Entscheidungen der Gerichte

KG – Beschluss, 9 W 13/13 vom 22.03.2013

Bei der Berechnung des gemäß § 115 Absatz 2 ZPO einzusetzenden Einkommens eines Prozesskostenhilfe beantragenden Strafgefangenen ist anstelle des Freibetrages für die Partei gemäß § 115 Absatz 1 Satz 3 Ziffer 2 a) ZPO nur ein Abzug in Höhe des um 10 % erhöhten Taschengeldanspruches für bedürftige Strafgefangene im Sinne von § 46 StVollzG zu berücksichtigen.

(Anschluss an OLG München FamRZ 2012, 1576; OLG Hamburg Beschluss vom 11. August 2011 - 2 Ws 75/11; OLG Hamburg NStZ-RR 2009, 127; OLG Karlsruhe FamRZ 1998, 248)

BSG – Urteil, B 11 AL 42/08 R vom 03.12.2009

Bei Arbeitslosen, die während ihrer Ausbildung keine Ausbildungsvergütung und somit innerhalb des Bemessungsrahmens kein Arbeitsentgelt erhalten haben, ist als Bemessungsentgelt ein fiktives Arbeitsentgelt nach Qualifikationsgruppen zugrunde zu legen.

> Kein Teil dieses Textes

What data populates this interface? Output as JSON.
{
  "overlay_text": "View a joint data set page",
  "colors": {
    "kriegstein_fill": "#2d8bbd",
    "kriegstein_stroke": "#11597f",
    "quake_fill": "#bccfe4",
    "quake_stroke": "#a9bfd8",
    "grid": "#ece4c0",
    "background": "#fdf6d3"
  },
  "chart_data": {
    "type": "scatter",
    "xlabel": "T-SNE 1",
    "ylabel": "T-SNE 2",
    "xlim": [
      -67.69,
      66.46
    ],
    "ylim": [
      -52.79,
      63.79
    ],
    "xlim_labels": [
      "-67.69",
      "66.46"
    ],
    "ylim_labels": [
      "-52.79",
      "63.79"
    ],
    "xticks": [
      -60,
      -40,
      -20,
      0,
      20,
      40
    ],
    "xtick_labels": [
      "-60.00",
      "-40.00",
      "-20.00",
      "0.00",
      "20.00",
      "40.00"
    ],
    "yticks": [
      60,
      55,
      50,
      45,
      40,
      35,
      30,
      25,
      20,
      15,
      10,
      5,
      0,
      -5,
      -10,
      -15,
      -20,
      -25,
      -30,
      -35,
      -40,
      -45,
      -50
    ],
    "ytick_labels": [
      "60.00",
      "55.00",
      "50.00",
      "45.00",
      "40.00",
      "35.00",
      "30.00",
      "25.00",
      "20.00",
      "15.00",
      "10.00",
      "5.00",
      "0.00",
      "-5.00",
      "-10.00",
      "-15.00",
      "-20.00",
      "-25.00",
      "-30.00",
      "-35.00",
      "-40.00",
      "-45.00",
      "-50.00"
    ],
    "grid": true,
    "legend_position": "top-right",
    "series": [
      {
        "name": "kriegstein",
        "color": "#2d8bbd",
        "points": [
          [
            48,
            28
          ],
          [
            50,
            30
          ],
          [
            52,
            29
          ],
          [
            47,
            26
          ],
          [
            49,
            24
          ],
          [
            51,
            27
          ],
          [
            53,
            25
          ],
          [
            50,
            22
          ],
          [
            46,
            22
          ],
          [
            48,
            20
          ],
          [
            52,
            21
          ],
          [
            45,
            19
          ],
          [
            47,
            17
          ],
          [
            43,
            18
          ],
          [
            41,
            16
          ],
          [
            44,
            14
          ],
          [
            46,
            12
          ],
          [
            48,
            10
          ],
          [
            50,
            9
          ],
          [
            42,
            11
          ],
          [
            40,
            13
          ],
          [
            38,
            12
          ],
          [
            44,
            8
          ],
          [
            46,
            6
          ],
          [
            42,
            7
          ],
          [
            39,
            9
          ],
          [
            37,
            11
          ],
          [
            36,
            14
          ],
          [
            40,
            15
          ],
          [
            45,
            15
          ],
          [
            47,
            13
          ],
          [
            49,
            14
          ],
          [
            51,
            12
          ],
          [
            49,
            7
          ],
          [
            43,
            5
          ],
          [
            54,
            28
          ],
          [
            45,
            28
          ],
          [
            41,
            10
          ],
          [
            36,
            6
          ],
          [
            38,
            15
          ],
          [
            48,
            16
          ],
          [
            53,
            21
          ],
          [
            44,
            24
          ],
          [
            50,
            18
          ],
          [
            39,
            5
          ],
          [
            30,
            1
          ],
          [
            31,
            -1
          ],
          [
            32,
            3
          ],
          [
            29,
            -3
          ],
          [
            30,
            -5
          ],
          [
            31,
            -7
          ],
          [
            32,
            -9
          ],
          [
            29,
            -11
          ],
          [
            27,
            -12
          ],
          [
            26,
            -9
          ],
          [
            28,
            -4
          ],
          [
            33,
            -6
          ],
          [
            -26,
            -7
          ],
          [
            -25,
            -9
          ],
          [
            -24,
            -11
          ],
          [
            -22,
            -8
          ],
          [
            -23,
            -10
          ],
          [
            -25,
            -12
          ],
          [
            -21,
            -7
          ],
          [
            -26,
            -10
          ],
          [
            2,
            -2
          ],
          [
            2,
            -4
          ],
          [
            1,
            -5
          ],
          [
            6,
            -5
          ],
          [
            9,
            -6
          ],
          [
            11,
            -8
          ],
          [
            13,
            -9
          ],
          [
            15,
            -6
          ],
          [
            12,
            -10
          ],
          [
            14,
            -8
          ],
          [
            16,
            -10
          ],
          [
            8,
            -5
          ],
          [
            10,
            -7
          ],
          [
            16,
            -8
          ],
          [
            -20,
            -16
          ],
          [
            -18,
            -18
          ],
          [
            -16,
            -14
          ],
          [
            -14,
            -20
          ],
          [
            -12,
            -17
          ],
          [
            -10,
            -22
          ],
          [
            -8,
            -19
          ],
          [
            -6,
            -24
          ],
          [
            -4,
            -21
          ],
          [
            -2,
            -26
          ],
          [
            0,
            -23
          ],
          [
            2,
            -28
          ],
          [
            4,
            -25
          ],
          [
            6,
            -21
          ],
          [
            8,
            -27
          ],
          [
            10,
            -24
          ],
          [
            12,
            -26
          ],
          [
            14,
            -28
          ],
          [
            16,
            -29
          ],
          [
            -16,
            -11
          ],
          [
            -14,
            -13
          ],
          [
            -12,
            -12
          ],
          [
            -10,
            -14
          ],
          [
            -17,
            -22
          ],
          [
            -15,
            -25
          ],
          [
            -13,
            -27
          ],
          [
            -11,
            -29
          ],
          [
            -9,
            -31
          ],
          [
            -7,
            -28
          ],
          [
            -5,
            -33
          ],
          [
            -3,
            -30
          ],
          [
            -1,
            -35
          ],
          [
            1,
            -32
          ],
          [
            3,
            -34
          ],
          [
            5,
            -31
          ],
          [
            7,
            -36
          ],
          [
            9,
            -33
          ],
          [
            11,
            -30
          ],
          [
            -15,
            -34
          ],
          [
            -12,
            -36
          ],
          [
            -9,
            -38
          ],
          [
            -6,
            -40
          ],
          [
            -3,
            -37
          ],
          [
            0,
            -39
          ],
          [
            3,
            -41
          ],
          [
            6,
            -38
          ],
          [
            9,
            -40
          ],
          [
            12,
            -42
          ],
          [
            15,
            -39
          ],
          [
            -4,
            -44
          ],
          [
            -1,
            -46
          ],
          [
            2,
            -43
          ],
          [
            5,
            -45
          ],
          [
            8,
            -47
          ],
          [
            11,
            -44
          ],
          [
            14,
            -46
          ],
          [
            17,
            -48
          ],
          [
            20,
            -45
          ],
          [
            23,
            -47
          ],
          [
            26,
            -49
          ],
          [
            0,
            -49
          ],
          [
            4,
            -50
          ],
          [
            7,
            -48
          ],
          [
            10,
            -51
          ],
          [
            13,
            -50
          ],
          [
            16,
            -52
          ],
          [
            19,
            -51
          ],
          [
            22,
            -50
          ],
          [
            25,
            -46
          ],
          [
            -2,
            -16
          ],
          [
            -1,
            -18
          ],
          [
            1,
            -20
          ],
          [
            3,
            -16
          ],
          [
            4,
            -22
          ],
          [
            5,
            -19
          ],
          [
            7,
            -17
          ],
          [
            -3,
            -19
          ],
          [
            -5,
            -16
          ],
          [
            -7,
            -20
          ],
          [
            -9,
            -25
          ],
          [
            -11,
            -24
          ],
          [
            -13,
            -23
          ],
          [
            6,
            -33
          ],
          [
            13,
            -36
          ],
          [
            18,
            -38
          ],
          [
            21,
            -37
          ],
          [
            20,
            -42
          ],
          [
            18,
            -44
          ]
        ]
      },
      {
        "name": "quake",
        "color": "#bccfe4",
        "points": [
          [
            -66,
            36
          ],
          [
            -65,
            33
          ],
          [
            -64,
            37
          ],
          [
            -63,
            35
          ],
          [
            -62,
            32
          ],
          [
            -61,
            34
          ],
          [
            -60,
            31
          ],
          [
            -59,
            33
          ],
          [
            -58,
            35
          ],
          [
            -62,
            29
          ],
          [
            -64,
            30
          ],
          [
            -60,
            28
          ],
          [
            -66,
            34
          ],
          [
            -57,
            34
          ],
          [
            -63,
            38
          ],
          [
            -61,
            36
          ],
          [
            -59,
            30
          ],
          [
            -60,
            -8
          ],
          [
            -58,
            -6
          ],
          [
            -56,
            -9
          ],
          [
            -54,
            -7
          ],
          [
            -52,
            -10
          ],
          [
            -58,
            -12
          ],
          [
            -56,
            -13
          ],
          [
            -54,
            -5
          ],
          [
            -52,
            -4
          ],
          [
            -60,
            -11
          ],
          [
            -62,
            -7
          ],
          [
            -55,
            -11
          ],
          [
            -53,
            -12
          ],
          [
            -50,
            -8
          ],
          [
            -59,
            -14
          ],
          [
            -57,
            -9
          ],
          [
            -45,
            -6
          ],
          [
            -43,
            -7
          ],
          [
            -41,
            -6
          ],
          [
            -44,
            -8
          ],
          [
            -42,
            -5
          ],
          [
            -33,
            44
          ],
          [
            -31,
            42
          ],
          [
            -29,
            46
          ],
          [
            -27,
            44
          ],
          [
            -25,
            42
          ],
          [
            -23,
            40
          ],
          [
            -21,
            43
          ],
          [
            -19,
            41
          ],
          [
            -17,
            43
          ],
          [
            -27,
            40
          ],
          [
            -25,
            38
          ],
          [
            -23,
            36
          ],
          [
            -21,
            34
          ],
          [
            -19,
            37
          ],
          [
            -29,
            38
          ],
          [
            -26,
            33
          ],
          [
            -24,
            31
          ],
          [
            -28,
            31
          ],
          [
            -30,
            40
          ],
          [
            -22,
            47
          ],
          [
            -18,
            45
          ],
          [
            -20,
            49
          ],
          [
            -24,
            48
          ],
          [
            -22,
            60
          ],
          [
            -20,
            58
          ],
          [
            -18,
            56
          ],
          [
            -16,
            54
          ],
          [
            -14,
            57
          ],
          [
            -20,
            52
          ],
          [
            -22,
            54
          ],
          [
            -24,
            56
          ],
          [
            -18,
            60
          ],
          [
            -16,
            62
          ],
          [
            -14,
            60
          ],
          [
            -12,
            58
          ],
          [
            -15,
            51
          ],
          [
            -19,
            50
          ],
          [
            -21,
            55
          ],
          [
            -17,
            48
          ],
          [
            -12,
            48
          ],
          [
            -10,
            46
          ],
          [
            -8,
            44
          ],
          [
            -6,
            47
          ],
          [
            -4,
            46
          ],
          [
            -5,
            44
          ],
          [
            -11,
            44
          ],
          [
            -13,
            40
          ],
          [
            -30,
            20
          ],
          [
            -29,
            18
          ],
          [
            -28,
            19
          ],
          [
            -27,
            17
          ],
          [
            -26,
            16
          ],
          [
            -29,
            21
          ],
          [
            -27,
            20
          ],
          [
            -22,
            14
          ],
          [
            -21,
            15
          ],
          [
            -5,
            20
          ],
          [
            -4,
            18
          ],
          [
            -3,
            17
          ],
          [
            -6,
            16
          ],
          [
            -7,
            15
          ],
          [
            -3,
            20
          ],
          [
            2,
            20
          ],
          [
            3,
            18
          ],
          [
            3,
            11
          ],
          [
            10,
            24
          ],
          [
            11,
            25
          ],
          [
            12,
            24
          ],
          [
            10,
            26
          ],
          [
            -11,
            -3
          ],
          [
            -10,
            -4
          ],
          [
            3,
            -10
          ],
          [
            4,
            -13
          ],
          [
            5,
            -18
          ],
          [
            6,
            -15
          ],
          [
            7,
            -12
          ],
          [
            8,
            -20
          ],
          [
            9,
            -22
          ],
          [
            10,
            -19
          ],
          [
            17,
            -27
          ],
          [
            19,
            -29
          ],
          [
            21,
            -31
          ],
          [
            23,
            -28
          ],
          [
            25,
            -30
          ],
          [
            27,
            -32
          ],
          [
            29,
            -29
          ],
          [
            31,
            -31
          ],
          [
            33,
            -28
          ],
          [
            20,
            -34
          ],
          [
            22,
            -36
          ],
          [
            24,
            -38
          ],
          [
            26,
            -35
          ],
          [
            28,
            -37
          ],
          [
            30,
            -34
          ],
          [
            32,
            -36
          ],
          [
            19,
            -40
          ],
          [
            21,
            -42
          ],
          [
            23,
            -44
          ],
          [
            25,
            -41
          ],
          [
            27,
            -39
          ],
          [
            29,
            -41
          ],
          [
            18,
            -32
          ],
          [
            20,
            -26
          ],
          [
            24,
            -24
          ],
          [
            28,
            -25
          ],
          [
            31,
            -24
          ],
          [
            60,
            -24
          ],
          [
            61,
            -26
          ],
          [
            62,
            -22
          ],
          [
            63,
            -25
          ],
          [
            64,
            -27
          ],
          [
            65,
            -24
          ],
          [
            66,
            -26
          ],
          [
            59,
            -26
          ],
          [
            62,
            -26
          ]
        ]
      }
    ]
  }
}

SG-KARLSRUHE – Urteil, S 16 AL 1195/12 vom 28.01.2013

Auch bei Entsendung in ein hundertprozentiges Tochterunternehmen liegt eine Ausstrahlung des inländischen Beschäftigungsverhältnisses nicht vor, wenn dieses ruht und der Arbeitnehmer in den Betrieb eines ausländischen Unternehmens eingegliedert wird, gegen das sich die Entgeltansprüche richten. Auf die gesellschaftsrechtlichen Beteiligungsverhältnisse kommt es insoweit nicht an.

SG-KARLSRUHE – Urteil, S 16 AL 726/12 vom 31.10.2012

Ist aufgrund von Arbeitsbescheinigungen offensichtlich, dass der Arbeitslose bei Verlängerung der Kündigungsfrist im laufenden arbeitsgerichtlichen Verfahren nach arbeitsrechtlicher Beendigung einen deutlich höheren Anspruch auf Arbeitslosengeld hätte, hat die Agentur für Arbeit diesen auf die leistungsrechtlichen Folgen einer Gleichwohlgewährung und das Dispositionsrecht nach § 118 Abs. 2 SGB III a.F. (= § 137 Abs. 2 SGB III n.F.) hinzuweisen.

LAG-DUESSELDORF – Urteil, 5 Sa 1419/12 vom 24.10.2012

Ein Direktanspruch auf Urlaubsabgeltung oder Entschädigung in gleicher Höhe gegen den Arbeitgeber bezüglich des gesetzlichen Mindesturlaubs nach § 3 BUrlG scheitert an dem abgeschlossenen Tarifsystem in der Bauwirtschaft. Auch eine dahingehende richtlinienkonforme Auslegung der Tarifbestimmungen und der Beachtung der Vorgaben des Artikel 7 Abs. 1 EGRL 88/2003 kommt u.a. wegen des aus Artikel 9 Abs. 3 GG ableitbaren Rechts der Tarifvertragsparteien, ein Tarifsystem selbst auszuhandeln, sowie der gesetzlichen Öffnungsklausel im § 13 Abs. 2 BUrlG nicht in Betracht.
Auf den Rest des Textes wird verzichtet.